Recent discoveries by archaeologist Alexei Rezepkin include (in his view):
Its burial practices resemble the burial practices described in the Kurgan hypothesis of Marija Gimbutas, has been regarded by some as an Indo-European intrusion from the Pontic steppe into the Caucasus.[by whom?] However, according to J.P. Mallory,
... where the evidence for barrows is found, it is precisely in regions which later demonstrate the presence of non-Indo-European populations.[7]
The culture has been described as, at the very least, a "kurganized" local culture with strong ethnic and linguistic links to the descendants of the Proto-Indo-Europeans. It has been linked to the Lower Mikhaylovka group and Kemi Oba culture, and more distantly, to the Globular Amphora and Corded Ware cultures, if only in an economic sense. Yet, according to Mallory,
Such a theory, it must be emphasized, is highly speculative and controversial although there is a recognition that this culture may be a product of at least two traditions: the local steppe tradition embraced in the Novosvobodna culture and foreign elements from south of the Caucasus which can be charted through imports in both regions.[8]

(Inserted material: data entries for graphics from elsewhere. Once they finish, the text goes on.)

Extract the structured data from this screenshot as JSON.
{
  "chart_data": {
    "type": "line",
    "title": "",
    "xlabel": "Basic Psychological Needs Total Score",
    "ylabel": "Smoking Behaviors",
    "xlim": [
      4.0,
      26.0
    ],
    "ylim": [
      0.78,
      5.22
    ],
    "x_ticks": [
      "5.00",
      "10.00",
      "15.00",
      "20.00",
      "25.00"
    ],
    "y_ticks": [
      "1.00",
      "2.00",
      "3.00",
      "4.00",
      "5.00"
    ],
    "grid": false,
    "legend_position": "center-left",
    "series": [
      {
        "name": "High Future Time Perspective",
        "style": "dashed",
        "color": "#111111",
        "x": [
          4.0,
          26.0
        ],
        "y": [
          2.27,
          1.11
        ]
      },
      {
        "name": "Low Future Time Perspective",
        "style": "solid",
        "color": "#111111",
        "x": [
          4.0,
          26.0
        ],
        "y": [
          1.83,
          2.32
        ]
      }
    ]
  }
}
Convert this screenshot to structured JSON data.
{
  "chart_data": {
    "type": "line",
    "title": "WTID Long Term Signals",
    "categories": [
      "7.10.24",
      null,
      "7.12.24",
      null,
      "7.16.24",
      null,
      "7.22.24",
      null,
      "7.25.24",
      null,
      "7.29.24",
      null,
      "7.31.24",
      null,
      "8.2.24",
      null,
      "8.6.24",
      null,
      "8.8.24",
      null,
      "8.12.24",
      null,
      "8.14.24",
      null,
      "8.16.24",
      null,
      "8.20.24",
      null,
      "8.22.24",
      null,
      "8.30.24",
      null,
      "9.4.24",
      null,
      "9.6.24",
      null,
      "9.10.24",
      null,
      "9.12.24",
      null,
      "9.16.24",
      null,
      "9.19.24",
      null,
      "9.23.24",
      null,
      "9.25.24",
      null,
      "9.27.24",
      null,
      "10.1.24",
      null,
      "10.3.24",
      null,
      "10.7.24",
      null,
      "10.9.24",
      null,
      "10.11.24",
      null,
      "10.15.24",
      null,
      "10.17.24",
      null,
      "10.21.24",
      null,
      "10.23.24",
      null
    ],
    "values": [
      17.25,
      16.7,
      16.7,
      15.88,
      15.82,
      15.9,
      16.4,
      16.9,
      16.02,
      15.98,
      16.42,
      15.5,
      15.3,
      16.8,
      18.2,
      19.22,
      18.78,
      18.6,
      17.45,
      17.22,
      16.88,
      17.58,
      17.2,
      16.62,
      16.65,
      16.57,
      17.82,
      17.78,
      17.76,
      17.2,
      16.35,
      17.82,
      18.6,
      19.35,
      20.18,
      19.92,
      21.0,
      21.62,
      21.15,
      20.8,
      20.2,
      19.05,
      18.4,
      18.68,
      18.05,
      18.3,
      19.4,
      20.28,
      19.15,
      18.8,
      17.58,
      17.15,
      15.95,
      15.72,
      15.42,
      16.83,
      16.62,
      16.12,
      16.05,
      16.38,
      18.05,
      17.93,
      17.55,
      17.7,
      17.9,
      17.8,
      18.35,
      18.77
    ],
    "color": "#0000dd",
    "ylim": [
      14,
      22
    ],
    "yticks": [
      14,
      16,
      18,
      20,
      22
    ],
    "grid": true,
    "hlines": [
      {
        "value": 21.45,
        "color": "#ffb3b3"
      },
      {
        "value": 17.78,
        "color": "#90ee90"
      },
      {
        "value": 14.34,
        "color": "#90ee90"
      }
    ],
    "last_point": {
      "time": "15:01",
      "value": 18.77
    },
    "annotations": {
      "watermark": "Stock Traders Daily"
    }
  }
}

According to Mariya Ivanova the Maikop origins were on the Iranian Plateau:
Graves and settlements of the 5th millennium BC in North Caucasus attest to a material culture that was related to contemporaneous archaeological complexes in the northern and western Black Sea region. Yet it was replaced, suddenly as it seems, around the middle of the 4th millennium BC by a “high culture” whose origin is still quite unclear. This archaeological culture named after the great Maikop kurgan showed innovations in all areas which have no local archetypes and which cannot be assigned to the tradition of the Balkan-Anatolian Copper Age. The favoured theory of Russian researchers is a migration from the south originating in the Syro-Anatolian area, which is often mentioned in connection with the so-called “Uruk expansion”. However, serious doubts have arisen about a connection between Maikop and the Syro-Anatolian region. The foreign objects in the North Caucasus reveal no connection to the upper reaches of the Euphrates and Tigris or to the floodplains of Mesopotamia, but rather seem to have ties to the Iranian plateau and to South Central Asia. Recent excavations in the Southwest Caspian Sea region are enabling a new perspective about the interactions between the “Orient” and Continental Europe. On the one hand, it is becoming gradually apparent that a gigantic area of interaction evolved already in the early 4th millennium BC which extended far beyond Mesopotamia; on the other hand, these findings relativise the traditional importance given to Mesopotamia, because innovations originating in Iran and Central Asia obviously spread throughout the Syro-Anatolian region independently thereof.[9]
More recently, some very ancient kurgans have been discovered at Soyuqbulaq in Azerbaijan. These kurgans date to the beginning of the 4th millennium BC, and belong to Leylatepe Culture. According to the excavators of these kurgans, there are some significant parallels between Soyugbulaq kurgans and the Maikop kurgans:
"Discovery of Soyugbulaq in 2004 and subsequent excavations provided substantial proof that the practice of kurgan burial was well established in the South Caucasus during the late Eneolithic [...] The Leylatepe Culture tribes migrated to the north in the mid-fourth millennium, B.C. and played an important part in the rise of the Maikop Culture of the North Caucasus."[10]